Agility at Scale - A Meeting of Mindsets

29/09/2021

YOW! September 2021 Recap

Anna Urbaniak and Daniel Terhorst-North

“Scaling Agile is not a thing. What we’re after is agility at scale.”

With that statement, Daniel Terhorst-North kicked off a fascinating talk about the myths and misconceptions of trying to scale up what works well for small software teams at an organisational level. To begin with, Anna and Daniel compared the two competing mindsets that we see in the industry, based largely around the traditional management mindsets of the Industrial Revolution, and the more modern Digital Product Mindset;

Digital Product Mindset Industrial Mindset
High uncertainty, a need for learning Low uncertainty, things are understood
Results measured by customer impact Results are measured by output
Organise by product, reward generalists Organise by function, reward specialists
Maximise discovery through experimentation Minimise variance through strict controls

Clearly, the above table demonstrates that tension exists between these mindsets. When you think about a more practical application of these mindsets in software organisations, the differences become even more obvious. Digital Product thinking encourages teams to optimise the flow of work and not slow down delivery - Industrial mindsets put in place a Change Approval Board and require all changes to go through CAB. Digital Product thinking encourages the “Just In Time” design principle, making decisions only when required and at the right level. Industrial thinking applies Big Design Up Front, and a work breakdown structure of an entire project. While Digital Product thinking says “Trust teams and verify”, Industrial thinking looks at failures and believes the solution is even more process.
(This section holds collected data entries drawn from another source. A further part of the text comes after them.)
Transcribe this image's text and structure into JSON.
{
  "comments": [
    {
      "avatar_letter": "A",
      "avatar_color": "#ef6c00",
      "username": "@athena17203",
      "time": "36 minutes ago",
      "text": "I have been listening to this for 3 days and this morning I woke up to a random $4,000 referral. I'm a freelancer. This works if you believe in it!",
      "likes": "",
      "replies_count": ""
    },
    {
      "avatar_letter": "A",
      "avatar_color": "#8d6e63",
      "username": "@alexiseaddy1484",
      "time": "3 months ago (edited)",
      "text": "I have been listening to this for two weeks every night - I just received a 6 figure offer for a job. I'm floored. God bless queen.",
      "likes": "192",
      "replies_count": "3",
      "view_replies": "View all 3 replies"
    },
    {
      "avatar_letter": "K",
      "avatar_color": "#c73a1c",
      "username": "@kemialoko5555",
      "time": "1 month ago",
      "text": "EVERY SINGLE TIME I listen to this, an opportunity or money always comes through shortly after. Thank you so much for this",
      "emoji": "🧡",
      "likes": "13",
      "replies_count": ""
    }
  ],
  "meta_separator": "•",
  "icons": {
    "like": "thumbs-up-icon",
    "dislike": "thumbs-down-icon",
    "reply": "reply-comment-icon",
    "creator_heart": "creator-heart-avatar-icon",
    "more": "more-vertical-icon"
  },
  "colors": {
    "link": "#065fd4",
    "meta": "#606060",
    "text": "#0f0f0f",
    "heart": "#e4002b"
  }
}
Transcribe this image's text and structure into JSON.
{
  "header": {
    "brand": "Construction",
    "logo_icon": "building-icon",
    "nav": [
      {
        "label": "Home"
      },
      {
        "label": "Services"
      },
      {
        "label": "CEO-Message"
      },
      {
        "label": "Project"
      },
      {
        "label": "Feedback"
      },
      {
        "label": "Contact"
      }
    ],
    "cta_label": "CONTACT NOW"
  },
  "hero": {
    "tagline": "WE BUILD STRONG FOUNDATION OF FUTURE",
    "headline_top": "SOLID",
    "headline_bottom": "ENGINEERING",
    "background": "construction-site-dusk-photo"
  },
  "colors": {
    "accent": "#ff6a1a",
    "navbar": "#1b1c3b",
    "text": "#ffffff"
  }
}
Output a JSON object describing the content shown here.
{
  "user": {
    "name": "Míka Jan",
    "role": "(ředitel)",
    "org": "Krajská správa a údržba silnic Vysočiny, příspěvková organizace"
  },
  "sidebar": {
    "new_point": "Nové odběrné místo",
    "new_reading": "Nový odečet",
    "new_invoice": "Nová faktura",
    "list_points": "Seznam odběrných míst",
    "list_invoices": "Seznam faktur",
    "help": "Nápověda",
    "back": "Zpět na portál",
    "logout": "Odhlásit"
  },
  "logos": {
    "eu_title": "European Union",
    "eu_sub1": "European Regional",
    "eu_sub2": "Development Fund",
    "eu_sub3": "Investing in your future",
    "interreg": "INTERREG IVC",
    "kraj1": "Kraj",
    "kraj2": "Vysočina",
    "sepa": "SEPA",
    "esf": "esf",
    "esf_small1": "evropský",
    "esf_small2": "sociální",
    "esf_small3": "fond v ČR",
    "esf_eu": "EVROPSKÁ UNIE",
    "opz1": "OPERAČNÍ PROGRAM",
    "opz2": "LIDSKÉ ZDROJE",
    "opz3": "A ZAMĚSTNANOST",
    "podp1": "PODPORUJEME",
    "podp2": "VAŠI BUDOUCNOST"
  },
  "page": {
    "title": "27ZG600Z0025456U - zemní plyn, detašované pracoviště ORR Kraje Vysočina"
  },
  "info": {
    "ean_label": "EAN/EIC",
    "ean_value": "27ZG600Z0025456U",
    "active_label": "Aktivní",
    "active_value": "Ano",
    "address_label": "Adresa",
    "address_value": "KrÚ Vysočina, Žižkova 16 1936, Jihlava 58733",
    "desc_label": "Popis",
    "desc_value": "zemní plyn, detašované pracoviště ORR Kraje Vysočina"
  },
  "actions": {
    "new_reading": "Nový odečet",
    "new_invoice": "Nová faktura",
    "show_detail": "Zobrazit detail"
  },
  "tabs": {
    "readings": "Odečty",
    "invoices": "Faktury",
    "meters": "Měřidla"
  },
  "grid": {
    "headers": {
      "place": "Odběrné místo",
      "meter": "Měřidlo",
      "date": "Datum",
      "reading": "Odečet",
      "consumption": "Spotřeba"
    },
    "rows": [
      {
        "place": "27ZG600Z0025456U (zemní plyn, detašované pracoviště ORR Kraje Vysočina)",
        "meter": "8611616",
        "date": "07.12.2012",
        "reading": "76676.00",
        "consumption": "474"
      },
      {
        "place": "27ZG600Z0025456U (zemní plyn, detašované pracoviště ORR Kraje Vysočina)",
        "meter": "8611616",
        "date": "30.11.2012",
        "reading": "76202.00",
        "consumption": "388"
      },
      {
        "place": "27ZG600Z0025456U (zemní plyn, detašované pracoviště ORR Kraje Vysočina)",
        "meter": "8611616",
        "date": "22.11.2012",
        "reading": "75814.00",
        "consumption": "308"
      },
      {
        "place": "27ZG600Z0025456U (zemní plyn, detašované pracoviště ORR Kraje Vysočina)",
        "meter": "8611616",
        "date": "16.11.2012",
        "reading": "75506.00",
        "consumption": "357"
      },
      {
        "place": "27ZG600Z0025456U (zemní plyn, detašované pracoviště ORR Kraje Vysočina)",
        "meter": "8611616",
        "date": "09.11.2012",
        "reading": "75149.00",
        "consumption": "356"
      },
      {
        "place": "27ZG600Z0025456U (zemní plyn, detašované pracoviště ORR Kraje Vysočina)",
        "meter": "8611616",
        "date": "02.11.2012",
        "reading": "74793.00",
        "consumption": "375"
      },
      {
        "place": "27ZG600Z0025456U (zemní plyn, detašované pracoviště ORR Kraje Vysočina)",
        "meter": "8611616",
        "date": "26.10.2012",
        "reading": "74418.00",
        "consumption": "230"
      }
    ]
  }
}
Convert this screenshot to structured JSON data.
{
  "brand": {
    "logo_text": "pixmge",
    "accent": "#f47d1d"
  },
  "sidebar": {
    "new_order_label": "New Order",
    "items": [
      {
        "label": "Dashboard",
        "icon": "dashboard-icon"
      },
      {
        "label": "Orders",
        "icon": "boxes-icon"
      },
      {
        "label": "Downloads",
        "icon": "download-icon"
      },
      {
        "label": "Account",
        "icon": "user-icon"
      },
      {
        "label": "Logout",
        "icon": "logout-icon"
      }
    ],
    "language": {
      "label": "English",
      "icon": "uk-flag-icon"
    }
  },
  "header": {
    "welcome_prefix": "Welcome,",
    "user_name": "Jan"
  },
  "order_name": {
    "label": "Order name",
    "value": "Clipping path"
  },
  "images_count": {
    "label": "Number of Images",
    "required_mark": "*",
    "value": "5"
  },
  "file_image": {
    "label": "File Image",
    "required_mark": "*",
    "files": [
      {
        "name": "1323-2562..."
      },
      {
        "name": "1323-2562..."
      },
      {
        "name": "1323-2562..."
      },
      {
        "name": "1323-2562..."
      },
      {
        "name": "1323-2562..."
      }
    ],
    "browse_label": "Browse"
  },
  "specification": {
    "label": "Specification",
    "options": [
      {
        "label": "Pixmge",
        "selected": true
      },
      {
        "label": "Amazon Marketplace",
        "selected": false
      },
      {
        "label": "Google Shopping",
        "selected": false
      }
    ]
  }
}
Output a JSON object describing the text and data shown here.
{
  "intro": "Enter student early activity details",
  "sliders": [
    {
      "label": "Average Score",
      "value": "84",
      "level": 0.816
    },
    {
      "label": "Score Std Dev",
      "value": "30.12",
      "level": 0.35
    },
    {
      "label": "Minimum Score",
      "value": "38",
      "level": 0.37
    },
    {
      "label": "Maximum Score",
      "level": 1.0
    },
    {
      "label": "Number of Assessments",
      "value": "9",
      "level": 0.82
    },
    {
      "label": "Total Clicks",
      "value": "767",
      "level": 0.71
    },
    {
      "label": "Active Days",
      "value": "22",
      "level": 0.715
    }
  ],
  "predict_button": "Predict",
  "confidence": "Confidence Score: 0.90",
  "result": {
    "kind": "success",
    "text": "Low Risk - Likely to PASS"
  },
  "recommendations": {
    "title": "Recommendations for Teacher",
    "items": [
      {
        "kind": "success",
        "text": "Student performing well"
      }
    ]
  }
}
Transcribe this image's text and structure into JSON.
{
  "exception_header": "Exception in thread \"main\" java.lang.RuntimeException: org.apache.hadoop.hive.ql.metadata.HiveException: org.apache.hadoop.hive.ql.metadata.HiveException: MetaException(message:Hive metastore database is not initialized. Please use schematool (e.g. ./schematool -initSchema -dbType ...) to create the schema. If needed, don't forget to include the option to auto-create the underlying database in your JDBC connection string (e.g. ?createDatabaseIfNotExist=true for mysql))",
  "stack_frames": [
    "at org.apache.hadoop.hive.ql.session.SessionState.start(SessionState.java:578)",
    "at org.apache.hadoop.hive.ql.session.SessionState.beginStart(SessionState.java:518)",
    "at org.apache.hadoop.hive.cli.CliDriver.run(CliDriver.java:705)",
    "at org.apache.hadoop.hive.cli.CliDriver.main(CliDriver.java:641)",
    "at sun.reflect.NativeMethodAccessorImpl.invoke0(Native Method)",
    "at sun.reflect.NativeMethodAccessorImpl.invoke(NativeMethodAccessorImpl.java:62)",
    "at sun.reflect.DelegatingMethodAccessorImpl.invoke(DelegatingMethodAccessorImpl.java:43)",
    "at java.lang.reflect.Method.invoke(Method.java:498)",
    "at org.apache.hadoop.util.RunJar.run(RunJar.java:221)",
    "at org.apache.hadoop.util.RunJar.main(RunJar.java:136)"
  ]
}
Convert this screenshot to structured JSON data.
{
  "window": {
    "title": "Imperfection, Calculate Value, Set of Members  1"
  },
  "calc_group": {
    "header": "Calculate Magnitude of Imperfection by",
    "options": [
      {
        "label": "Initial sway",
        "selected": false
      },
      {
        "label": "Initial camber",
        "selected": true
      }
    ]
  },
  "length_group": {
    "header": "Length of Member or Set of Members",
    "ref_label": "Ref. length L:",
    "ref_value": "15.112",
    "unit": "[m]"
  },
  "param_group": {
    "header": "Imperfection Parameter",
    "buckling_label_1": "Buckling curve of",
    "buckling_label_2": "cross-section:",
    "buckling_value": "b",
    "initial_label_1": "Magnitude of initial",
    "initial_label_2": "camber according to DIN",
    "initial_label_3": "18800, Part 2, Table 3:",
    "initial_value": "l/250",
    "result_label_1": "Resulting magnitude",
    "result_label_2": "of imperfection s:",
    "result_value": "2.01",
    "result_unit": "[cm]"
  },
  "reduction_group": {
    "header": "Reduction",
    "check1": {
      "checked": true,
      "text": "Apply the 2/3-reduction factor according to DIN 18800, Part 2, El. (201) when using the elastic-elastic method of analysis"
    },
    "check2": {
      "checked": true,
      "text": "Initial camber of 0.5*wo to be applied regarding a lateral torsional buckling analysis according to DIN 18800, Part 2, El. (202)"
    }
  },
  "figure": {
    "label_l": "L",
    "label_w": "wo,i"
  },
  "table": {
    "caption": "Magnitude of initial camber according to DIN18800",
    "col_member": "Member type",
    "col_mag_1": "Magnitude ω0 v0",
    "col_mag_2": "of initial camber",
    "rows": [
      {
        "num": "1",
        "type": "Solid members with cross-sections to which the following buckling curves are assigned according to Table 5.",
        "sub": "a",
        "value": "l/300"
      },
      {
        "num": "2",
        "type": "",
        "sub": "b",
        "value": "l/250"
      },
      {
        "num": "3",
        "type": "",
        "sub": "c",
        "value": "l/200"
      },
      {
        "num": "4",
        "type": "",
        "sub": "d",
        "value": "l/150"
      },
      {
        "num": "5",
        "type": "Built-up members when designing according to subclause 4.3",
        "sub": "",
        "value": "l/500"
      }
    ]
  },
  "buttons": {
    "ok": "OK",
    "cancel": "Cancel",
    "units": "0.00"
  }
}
Clearly, the differences could not be more stark. Yet Daniel and Anna say both mindsets are needed in order to successfully delivery agility at scale. Their experiences working with the UK Government’s digital transformation played a big part in these learnings - something previously covered at YOW! by James Stewart.

From their experience, Anna and Daniel say this meeting of the mindsets can be achieved through a concept also made famous by Spotify’s Henrik Kniberg - the idea of autonomy with alignment.

(You can see some of Henrik’s talks on this subject here and here. It’s been reproduced and referenced to death, too… but with good reason.)

Alignment, as they saw it, would be necessary across the following areas:

  • Product Vision; owned by product leadership, and shared via a product strategy
  • Tech Vision; owned by technology leadership, and shared via a tech strategy or roadmap
  • Approach; owned by practice leadership, and shared through ways of working (could be guilds, standards, etc.)
  • Focus; owned by delivery leadership, and shared through shared OKRs.

Autonomy on the other hand is something they find to be more liquid in an organisation - it changes its shape and availability over time. Daniel modelled it as a supply and demand problem.

Demand was defined as;

  • An objective, a purpose, or a goal
  • Constraints; the rules of the road that must be followed
  • Accountability; in terms of doing the right thing, and doing the thing right.

Supply was defined as;

  • Capability; the skills, experience, information and context required to solve a problem
  • Resources; be they digital or physical
  • Authority; being able to have the permission to act to do the things you need to get the job done

Daniel would further go on to talk about “Autonomy Liquidity”, the idea that the above will flex over time and companies would need to understand this liquidity in order to guide their strategy. For instance, in terms of resourcing;

  • If something is easy to obtain, just obtain it.
  • If it’s hard to obtain, then perhaps we need to rent, borrow, or buy it.
  • If it’s impossible to obtain, then we need to change our strategy entirely.

Wrapping the subject, Anna surmised that while alignment without autonomy is simply autocracy, the opposite was no better. Full autonomy without alignment would simply lead to anarchy.

As a final note, I did ask Daniel about his very first statement, that Agile cannot scale - you must scale agility. I put it to him that SAFe claims to do that very thing. His response?

“This is easy. It doesn’t work. And I can prove it doesn’t work from first principles… The armchair cynic is this; Scrum won. If the point of Agile was a marketing construct, Scrum won. Scrum created a wonderful, wonderful Ponzi scheme of certifications that certifies that I sat in a room for two days. It doesn’t qualify you for anything. And that created a billion dollar industry. That money came from people who used to buy the Rational Unified Process… But here’s the thing - what if instead of structuring this whole organisation of Scrum teams, and then waiting for the work to flow down to them, we instead structured the teams around the work we have to do?”

“SAFe cannot work outside an impossibly constrained, trivial environment in which literally anything could work.”

I actually found this to be one of the best talks of the entire conference - there’s a gold mine of stuff in there in terms of organisational design and team culture, and it’s definitely worth a rewatch when it becomes available.